Important: API cost of Opus 4.6 and 4.5 are the same - no change in pricing.

osti 5 hours ago

Somehow regresses on SWE bench?

lkbm 5 hours ago

I don't know how these benchmarks work (do you do a hundred runs? A thousand runs?), but 0.1% seems like noise.

SubiculumCode 4 hours ago

That benchmark is pretty saturated, tbh. A "regression" of such small magnitude could mean many different things or nothing at all.

usaar333 5 hours ago

i'd interpret that as rounding error. that is unchanged

swe-bench seems really hard once you are above 80%

Squarex 5 hours ago

it's not a great benchmark anymore... starting with it being python / django primarily... the industry should move to something more representative

usaar333 4 hours ago

winterrx 5 hours ago

Agentic search benchmarks are a big gap up. let's see Codex release later today

m-hodges 5 hours ago

> In Claude Code, you can now assemble agent teams to work on tasks together.

nprz 5 hours ago

I was just reading about Steve Yegge's Gas Town[0], it sounds like agent orchestration is now integrated into Claude Code?

[0]https://steve-yegge.medium.com/welcome-to-gas-town-4f25ee16d...

zingar 3 hours ago

Does this mean 4.5 will get cheaper / take longer to exhaust my pro plan tokens?

paxys 4 hours ago

Hmm all leaks had said this would be Claude 5. Wonder if it was a last minute demotion due to performance. Would explain the few days' delay as well.

trash_cat 4 hours ago

I think the naming schemes are quite arbitrary at this point. Going to 5 would come with massive expectations that wouldn't meet reality.

mrandish 4 hours ago

After the negative reactions to GPT 5, we may see model versioning that asymptotically approaches the next whole number without ever reaching it. "New for 2030: Claude 4.9.2!"

Squarex 4 hours ago

the standard used to be that major version means a new base model / full retrain... but now it is arbitrary i guess

cornedor 4 hours ago

Leaks were mentioning Sonnet 5 and I guess later (a combination of) Opus 4.6

scrollop 4 hours ago

Sonnet 5 was mentioned initially.

kingstnap 5 hours ago

I was hoping for a Sonnet as well but Opus 4.6 is great too!

psim1 4 hours ago

I need an agent to summarize the buzzwordjargonsynergistic word salad into something understandable.

fhd2 4 hours ago

That's a job for a multi agent system.

cyanydeez 2 hours ago

yEAH, he should use a couple of agents to decode this.

sanufar 4 hours ago

Works pretty nicely for research still, not seeing a substantial qualitative improvement over Opus 4.5.

ricrom 2 hours ago

They launched together ahah

swalsh 4 hours ago

What I’d love is some small model specializing in reading long web pages, and extracting the key info. Search fills the context very quickly, but if a cheap subagent could extract the important bits that problem might be reduced.

dk8996 2 hours ago

RIP weekend

gallerdude 2 hours ago

Both Opus 4.6 and GPT-5.3 one shot a Gameboy emulator for me. Guess I need a better benchmark.

peab 2 hours ago

How does that work? Does it actually generate low level code? Or does it just import libraries that do the real work?

bopbopbop7 2 hours ago

I just one shot a Gameboy emulator by going to Github and cloning one of the 100 I can find.

woeirua 3 hours ago

Can we talk about how the performance of Opus 4.5 nosedived this morning during the rollout? It was shocking how bad it was, and after the rollout was done it immediately reverted to it's previous behavior.
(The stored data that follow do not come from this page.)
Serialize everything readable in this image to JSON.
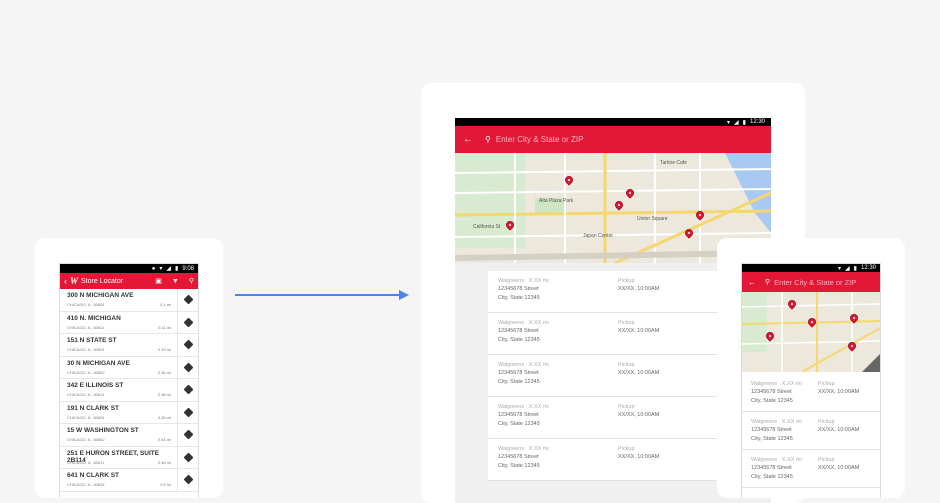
{
  "phone": {
    "status_time": "9:08",
    "title": "Store Locator",
    "stores": [
      {
        "address": "300 N MICHIGAN AVE",
        "city": "CHICAGO, IL, 60601",
        "distance": "0.1 mi"
      },
      {
        "address": "410 N. MICHIGAN",
        "city": "CHICAGO, IL, 60611",
        "distance": "0.11 mi"
      },
      {
        "address": "151 N STATE ST",
        "city": "CHICAGO, IL, 60601",
        "distance": "0.33 mi"
      },
      {
        "address": "30 N MICHIGAN AVE",
        "city": "CHICAGO, IL, 60602",
        "distance": "0.36 mi"
      },
      {
        "address": "342 E ILLINOIS ST",
        "city": "CHICAGO, IL, 60611",
        "distance": "0.38 mi"
      },
      {
        "address": "191 N CLARK ST",
        "city": "CHICAGO, IL, 60601",
        "distance": "0.39 mi"
      },
      {
        "address": "15 W WASHINGTON ST",
        "city": "CHICAGO, IL, 60602",
        "distance": "0.44 mi"
      },
      {
        "address": "251 E HURON STREET, SUITE 2B114",
        "city": "CHICAGO, IL, 60611",
        "distance": "0.48 mi"
      },
      {
        "address": "641 N CLARK ST",
        "city": "CHICAGO, IL, 60654",
        "distance": "0.5 mi"
      }
    ]
  },
  "tablet": {
    "status_time": "12:30",
    "search_placeholder": "Enter City & State or ZIP",
    "map_labels": {
      "park": "Alta Plaza Park",
      "california": "California St",
      "union_square": "Union Square",
      "japantown": "Japan Center",
      "cafe": "Tartine Cafe"
    },
    "results": [
      {
        "name": "Walgreens",
        "dist": "X.XX mi",
        "street": "12345678 Street",
        "city": "City, State 12345",
        "pickup_label": "Pickup",
        "pickup_time": "XX/XX, 10:00AM"
      },
      {
        "name": "Walgreens",
        "dist": "X.XX mi",
        "street": "12345678 Street",
        "city": "City, State 12345",
        "pickup_label": "Pickup",
        "pickup_time": "XX/XX, 10:00AM"
      },
      {
        "name": "Walgreens",
        "dist": "X.XX mi",
        "street": "12345678 Street",
        "city": "City, State 12345",
        "pickup_label": "Pickup",
        "pickup_time": "XX/XX, 10:00AM"
      },
      {
        "name": "Walgreens",
        "dist": "X.XX mi",
        "street": "12345678 Street",
        "city": "City, State 12345",
        "pickup_label": "Pickup",
        "pickup_time": "XX/XX, 10:00AM"
      },
      {
        "name": "Walgreens",
        "dist": "X.XX mi",
        "street": "12345678 Street",
        "city": "City, State 12345",
        "pickup_label": "Pickup",
        "pickup_time": "XX/XX, 10:00AM"
      }
    ]
  },
  "small_phone": {
    "status_time": "12:30",
    "search_placeholder": "Enter City & State or ZIP",
    "results": [
      {
        "name": "Walgreens",
        "dist": "X.XX mi",
        "street": "12345678 Street",
        "city": "City, State 12345",
        "pickup_label": "Pickup",
        "pickup_time": "XX/XX, 10:00AM"
      },
      {
        "name": "Walgreens",
        "dist": "X.XX mi",
        "street": "12345678 Street",
        "city": "City, State 12345",
        "pickup_label": "Pickup",
        "pickup_time": "XX/XX, 10:00AM"
      },
      {
        "name": "Walgreens",
        "dist": "X.XX mi",
        "street": "12345678 Street",
        "city": "City, State 12345",
        "pickup_label": "Pickup",
        "pickup_time": "XX/XX, 10:00AM"
      }
    ]
  },
  "colors": {
    "brand_red": "#e31837",
    "arrow_blue": "#4a86e8"
  }
}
I get that Anthropic probably has to do hot rollouts, but IMO it would be way better for mission critical workflows to just be locked out of the system instead of get a vastly subpar response back.

cyanydeez 2 hours ago

"Mission critical workflows" SHOULD NOT be reliant on a LLM model.

It's really curious what people are trying to do with these models.

Analemma_ 3 hours ago

Anthropic has good models but they are absolutely terrible at ops, by far the worst of the big three. They really need to spend big on hiring experienced hyperscalers to actually harden their systems, because the unreliability is really getting old fast.

small_model 4 hours ago

I have the max subscription wondering if this gives access to the new 1M context, or is it just the API that gets it?

joshstrange 4 hours ago

For now it's just API, but hopefully that's just their way of easing in and they open it up later.

small_model 3 hours ago

Ok thanks, hopefully, its annoying to lose or have context compacted in the middle of a large coding session

jdthedisciple 4 hours ago

For agentic use, it's slightly worse than its predecessor Opus 4.5.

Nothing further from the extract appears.